Monika Tempel • Sept. 07, 2022

To speak of breathlessness is to speak of anxiety.



Fear in breathlessness

 

Fear in respiratory distress is a normal physiological reaction - just as normal as, for example, the accompanying tachycardia (increased heart rate) or sweating or dizziness.


Fear in respiratory distress is an important alarm signal for the vital threat situation and is therefore often described as "fear of death".

 

It is probably triggered primarily by the breathlessness quality "air hunger". During acute attacks of breathlessness, the so-called Anxiety-Breathlessness Cycle very quickly develops a threatening dynamic. Breathlessness forms the beginning of the spiral.


The emotion "fear" cannot be voluntarily switched off during respiratory distress. This automatic psychophysiological link results in difficulties in developing appropriate psychological treatment options for fear in respiratory distress.

 


Fear of breathlessness

 

Fear of breathlessness usually develops in patients with chronic lung diseases after attacks of breathlessness in which they felt helpless and which they experienced as a vital threat.


Fear of breathlessness, like fear in breathlessness, often leads to a vicious cycle.
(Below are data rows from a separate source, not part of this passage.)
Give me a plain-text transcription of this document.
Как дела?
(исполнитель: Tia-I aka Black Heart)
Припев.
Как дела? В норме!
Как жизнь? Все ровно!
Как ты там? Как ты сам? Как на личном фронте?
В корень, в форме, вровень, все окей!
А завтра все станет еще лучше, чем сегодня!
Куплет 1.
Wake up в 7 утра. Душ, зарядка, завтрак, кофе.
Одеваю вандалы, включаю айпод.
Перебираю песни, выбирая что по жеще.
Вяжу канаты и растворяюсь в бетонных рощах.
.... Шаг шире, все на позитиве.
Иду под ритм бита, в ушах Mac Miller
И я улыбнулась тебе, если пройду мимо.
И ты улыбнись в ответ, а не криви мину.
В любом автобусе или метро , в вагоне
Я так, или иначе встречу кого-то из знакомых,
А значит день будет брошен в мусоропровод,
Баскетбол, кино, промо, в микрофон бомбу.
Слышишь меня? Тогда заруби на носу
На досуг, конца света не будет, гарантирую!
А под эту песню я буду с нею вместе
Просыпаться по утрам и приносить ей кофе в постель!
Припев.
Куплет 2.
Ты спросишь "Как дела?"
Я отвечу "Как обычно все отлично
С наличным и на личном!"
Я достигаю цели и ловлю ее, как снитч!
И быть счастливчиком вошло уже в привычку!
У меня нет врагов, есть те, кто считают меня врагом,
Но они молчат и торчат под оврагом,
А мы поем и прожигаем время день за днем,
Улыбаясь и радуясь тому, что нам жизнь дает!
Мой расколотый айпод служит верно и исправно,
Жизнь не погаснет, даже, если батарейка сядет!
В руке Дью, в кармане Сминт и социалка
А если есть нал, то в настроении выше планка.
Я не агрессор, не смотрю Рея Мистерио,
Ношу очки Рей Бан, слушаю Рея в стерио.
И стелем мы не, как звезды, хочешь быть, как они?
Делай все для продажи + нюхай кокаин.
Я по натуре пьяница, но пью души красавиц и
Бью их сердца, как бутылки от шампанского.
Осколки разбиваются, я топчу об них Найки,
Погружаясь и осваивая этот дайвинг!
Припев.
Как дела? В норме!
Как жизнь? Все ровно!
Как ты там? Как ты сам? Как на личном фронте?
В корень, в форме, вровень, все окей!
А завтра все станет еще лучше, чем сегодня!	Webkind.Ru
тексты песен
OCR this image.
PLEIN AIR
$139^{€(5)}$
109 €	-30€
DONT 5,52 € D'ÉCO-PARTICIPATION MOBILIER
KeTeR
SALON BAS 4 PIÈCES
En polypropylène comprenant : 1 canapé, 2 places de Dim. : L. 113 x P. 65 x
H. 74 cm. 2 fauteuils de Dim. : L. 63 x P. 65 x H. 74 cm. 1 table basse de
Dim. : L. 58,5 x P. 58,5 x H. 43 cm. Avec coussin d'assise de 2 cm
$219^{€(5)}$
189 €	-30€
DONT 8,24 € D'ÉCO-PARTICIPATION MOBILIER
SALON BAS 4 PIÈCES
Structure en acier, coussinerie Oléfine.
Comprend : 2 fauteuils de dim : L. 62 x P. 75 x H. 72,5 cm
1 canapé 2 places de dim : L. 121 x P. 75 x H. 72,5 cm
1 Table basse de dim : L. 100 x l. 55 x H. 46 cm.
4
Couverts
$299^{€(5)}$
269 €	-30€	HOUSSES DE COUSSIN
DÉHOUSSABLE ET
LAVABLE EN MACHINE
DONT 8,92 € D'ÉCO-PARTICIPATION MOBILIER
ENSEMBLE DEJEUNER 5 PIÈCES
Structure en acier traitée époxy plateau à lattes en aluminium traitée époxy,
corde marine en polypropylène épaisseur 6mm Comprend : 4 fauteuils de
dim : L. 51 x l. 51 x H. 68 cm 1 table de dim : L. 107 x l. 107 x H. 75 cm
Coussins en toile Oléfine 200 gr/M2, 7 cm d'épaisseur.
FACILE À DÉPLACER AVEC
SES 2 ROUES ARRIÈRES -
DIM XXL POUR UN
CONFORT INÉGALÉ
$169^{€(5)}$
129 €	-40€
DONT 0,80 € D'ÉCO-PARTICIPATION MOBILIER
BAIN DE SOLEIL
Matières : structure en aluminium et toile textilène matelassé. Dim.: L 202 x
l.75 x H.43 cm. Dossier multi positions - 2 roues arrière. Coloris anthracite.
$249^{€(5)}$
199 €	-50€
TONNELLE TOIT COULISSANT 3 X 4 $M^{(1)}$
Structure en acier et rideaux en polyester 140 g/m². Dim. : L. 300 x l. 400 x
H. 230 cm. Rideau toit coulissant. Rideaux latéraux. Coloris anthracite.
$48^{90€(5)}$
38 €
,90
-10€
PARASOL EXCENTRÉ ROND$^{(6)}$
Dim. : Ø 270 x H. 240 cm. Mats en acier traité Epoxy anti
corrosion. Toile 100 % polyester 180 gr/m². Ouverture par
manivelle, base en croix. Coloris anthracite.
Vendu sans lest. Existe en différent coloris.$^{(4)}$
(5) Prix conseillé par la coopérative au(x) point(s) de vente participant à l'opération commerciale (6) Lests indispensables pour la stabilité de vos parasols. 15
Fear is the entry point into the fear-breathlessness spiral.

 


Background knowledge on fear of breathlessness

 

Fear of breathlessness can lead to a negatively coloured emotional state that increases the readiness to perceive breathlessness-related symptoms. This alertness, in turn, can trigger panic attacks.


In addition, COPD patients who experience life-threatening respiratory distress, experience an enormous amount of stress.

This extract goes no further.